Tolstoy'un halk savaşı kulübü metaforunun anlamı nedir ve gerilla savaşı neden böyle adlandırılmıştır? Yazar, eserinde tek bir hedefle hareket eden insanların birliğini gösterdi: düşmanı yenmek. Tüm kahramanlar farklıdır, her birinin kendi kaderi vardır, ancak zor bir yaşam durumu, halk milislerinin korkunç bir makinesi haline gelen tüm Rus halkını yeniden bir araya getirdi. Her ne kadar tüm devletlerin ana silahı her zaman askerleri ve komutanlarıyla birlikte ordu olmuşsa da, gerilla savaşı her zaman ve her yerde en korkunç savaş olarak görülmüştür. O, halk savaşının o sopası gibi, düşmanlara korku salmak için ayağa kalktı. Tek bir fikrin önderliğindeki halk, milletin geleceğinin aydınlık ve özgür olması için her şeyini, hatta canını bile feda ederek acı sona doğru gitti.

Halk savaşının kulübü müthiş bir güçle ayağa kalktı...

Romanda hizmete nasıl gittiklerini görüyoruz basit insanlar ve tüccarlar gibi soylular da orduya çok para bağışlıyor. Birçoğu Fransızlar almasın diye mallarını yaktı; evlerini terk ederek her şeyi yaktılar. Köylülerin ve sıradan insanların partizan müfrezelerine nasıl katıldığını görüyoruz. güçlü kuvvet asil bir amaç etrafında birleşmiştir. İnsanlar, Napolyon ordusunu mağlup eden bir kulüp olan silahlarını yükselterek düşmana karşı mücadelede bağımsız olarak hareket ederler.
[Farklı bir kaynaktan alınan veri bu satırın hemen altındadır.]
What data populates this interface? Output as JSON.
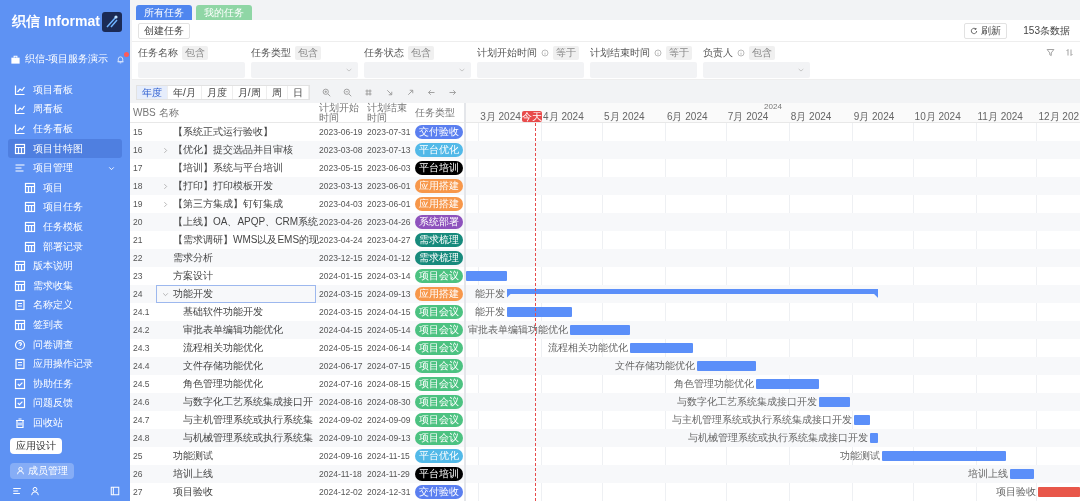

Partizanlar Fransızları parçalar halinde ezerken, müfrezeler en çok toplandı farklı insanlar işgalcilere karşı nefretle yanan. Bunlar Tikhon Shcherbaty, Denisov, Petya Rostov, Karataev, Timokhin ve yaşlı Vasilisa ve diğerleri. Tolstoy'un eserinden bir alıntıda halk savaşı kulübü hakkında yazdığı şey tam olarak budur: Halk savaşı kulübü müthiş bir güçle ayağa kalktı... tüm işgal yok edilinceye kadar Fransızları çiviledi. Vatanseverlerimiz tarafından bir kez daha kanıtlanan bu müthiş güç karşısında herhangi bir askeri liderlik güçsüzdür. Fransızlara en ufak bir kurtuluş şansı bırakmayan küçük partizan müfrezeleri.